La crónica de Bernal Díaz del Castillo asegura que Cuauhtémoc confesó que, cuatro días antes de ser capturado, arrojó el tesoro a la laguna junto con las armas robadas. Los conquistadores acudieron al lugar señalado y en una especie de alberca –localizada en la actual delegación de Azcapotzalco– encontraron todo tal y como el tlatoani les había indicado. Por cierto que se trataba de una cantidad muy pequeña de oro si se comparaba con las enormes cantidades que los españoles anhelaban, por lo que consideraron que Cuauhtémoc los había engañado y castigaron su traición.

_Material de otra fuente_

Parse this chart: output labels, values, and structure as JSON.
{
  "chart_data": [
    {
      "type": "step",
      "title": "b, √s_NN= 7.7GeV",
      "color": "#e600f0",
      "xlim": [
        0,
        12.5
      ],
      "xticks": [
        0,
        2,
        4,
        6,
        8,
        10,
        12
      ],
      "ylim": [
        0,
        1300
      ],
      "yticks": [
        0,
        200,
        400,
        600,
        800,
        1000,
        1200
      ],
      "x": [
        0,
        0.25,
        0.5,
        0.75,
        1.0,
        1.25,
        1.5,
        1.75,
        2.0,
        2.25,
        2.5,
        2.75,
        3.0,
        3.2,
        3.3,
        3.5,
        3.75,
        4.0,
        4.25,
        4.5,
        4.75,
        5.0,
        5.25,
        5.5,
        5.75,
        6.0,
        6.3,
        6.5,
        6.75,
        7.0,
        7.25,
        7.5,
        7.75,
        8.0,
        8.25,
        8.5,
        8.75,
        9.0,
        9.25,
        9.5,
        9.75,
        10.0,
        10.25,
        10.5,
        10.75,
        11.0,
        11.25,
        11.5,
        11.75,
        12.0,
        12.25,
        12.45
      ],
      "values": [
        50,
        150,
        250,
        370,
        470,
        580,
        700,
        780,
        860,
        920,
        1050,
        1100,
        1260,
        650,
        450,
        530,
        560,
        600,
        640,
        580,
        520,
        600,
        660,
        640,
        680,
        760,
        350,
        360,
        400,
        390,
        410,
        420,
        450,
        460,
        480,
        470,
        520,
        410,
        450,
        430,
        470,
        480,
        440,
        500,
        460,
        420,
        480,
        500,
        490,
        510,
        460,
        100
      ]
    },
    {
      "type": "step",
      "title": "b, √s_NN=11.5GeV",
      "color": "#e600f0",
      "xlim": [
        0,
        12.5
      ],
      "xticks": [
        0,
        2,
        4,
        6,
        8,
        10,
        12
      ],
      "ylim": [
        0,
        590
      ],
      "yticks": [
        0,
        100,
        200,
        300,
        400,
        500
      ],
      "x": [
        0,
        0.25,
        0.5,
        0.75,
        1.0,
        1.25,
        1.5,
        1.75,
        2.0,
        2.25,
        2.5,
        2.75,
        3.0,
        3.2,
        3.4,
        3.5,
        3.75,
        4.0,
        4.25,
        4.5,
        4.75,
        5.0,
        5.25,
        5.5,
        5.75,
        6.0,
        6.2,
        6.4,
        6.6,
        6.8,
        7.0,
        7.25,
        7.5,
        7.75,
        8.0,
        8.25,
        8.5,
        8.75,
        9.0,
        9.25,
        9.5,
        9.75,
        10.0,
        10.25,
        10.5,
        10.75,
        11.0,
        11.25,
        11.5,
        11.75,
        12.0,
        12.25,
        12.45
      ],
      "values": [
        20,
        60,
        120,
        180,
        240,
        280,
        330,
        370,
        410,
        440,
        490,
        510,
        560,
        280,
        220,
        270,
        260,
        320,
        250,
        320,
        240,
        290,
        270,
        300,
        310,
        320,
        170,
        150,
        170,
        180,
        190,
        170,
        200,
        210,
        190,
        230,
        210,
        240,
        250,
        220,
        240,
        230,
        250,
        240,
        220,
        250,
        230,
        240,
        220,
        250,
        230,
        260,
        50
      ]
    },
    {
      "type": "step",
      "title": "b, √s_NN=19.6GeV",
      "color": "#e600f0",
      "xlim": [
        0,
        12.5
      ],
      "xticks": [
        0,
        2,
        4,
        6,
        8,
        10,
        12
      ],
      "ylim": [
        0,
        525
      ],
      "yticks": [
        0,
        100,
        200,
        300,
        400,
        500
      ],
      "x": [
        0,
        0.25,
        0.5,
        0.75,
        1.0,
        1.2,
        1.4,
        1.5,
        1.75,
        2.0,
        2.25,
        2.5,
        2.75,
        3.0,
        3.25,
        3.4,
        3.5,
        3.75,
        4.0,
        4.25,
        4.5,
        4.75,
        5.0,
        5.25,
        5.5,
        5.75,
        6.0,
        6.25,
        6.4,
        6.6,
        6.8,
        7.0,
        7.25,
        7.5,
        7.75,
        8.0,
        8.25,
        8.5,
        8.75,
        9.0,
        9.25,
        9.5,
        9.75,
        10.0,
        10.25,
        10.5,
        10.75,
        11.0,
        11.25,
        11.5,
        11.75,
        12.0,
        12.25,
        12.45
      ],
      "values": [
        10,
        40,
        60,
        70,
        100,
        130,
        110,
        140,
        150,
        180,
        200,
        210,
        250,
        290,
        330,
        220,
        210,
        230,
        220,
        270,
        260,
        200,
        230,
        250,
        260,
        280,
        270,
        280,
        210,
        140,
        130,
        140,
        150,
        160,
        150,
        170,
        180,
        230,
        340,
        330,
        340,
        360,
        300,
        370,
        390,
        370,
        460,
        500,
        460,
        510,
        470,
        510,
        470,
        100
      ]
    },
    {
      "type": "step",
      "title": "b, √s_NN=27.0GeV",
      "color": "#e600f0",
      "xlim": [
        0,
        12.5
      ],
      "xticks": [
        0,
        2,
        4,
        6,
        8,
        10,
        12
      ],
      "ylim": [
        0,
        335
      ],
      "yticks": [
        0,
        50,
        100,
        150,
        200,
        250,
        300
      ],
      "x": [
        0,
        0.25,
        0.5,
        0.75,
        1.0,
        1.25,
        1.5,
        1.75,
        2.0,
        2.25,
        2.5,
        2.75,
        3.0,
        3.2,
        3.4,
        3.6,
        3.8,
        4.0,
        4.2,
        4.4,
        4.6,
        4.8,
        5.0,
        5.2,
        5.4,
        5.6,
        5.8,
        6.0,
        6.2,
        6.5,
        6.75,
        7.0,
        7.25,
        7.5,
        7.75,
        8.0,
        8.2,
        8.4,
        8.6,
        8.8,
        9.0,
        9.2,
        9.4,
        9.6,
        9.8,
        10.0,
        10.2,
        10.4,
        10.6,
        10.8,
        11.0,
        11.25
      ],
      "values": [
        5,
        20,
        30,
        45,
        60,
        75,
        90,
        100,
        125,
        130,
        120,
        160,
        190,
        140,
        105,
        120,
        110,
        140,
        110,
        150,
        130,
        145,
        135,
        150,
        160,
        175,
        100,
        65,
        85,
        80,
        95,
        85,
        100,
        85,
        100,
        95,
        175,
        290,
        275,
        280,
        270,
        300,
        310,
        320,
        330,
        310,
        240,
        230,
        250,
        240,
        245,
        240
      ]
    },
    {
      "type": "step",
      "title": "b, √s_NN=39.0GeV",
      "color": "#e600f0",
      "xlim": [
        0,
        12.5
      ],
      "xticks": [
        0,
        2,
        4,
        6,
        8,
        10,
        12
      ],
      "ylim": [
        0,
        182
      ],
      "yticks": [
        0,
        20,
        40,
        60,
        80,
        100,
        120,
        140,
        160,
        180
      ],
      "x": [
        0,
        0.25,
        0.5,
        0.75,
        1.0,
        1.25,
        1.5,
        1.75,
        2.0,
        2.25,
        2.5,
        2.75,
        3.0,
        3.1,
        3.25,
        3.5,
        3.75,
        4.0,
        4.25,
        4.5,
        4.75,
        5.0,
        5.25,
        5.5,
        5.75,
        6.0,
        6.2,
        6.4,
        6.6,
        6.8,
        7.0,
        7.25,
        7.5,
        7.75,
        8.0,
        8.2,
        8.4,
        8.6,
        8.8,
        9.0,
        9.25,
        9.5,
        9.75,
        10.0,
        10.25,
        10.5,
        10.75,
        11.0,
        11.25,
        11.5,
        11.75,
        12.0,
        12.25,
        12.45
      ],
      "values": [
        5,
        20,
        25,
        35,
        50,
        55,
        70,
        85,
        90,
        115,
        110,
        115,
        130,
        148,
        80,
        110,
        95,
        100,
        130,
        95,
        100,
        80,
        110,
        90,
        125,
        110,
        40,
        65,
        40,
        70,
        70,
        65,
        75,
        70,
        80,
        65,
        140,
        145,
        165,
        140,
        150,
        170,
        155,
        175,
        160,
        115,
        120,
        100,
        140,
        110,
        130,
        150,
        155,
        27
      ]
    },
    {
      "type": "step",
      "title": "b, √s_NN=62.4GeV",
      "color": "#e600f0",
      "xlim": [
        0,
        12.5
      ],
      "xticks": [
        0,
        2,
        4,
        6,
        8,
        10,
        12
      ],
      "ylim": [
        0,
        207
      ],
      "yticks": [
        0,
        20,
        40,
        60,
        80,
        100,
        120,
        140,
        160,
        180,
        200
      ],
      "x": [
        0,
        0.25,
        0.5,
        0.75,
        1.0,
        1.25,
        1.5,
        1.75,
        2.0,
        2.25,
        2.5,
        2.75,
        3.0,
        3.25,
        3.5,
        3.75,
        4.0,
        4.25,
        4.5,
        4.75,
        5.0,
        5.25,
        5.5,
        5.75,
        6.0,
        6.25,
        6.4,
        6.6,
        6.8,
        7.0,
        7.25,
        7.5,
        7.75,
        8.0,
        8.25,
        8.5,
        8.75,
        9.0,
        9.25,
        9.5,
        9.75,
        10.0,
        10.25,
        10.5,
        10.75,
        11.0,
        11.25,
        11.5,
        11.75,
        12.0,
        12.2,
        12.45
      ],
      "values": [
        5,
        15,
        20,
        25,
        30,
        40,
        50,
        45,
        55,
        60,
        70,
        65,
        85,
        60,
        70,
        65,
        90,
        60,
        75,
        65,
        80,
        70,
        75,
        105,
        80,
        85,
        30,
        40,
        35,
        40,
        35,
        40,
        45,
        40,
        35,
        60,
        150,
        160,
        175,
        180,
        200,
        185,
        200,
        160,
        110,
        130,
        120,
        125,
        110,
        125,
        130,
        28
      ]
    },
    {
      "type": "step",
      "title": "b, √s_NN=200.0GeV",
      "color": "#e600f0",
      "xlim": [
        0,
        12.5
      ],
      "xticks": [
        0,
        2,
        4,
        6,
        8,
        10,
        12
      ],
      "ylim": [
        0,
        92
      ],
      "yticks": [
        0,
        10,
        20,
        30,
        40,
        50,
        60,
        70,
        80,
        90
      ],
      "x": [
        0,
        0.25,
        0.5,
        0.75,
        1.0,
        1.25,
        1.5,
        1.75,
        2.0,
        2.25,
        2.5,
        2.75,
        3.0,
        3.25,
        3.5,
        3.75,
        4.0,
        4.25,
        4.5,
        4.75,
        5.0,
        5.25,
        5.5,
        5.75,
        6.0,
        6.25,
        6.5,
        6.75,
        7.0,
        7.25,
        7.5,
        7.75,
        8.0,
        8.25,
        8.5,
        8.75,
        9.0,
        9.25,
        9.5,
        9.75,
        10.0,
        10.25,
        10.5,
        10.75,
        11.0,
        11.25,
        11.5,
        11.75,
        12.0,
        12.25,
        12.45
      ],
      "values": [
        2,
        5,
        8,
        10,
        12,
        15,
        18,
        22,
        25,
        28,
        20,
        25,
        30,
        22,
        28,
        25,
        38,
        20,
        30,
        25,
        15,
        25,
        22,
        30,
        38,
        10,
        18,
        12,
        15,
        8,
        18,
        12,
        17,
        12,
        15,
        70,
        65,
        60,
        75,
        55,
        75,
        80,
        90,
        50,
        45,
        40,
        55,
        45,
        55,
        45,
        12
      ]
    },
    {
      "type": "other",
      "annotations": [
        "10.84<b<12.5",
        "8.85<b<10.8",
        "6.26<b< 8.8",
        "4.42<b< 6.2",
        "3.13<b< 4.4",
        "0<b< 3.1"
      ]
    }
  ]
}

El historiador Francisco López de Gómora, quien nunca pisó estas tierras y se limitó a escribir desde España, sostiene en su obra Historia de la conquista de México que el “señor” que acompañaba a Cuauhtémoc le rogó que lo dejara hablar y así terminar el tormento. El tlatoani, mirándolo con desprecio, sólo le preguntó: “si estaba él en algún deleite o baño”.
En cuanto a la versión que asegura que Cuauhtémoc preguntó: “¿acaso estoy yo en un lecho de rosas?”, proviene de la ficción. Nació en la novela Los mártires del Anáhuac, del escritor y político mexicano Eligio Ancona, quien la publicó en 1870.
Cuauhtémoc moriría ahorcado por orden de Hernán Cortés el 28 de febrero de 1525. El lugar, el actual estado de Tabasco. El cargo: conspiración.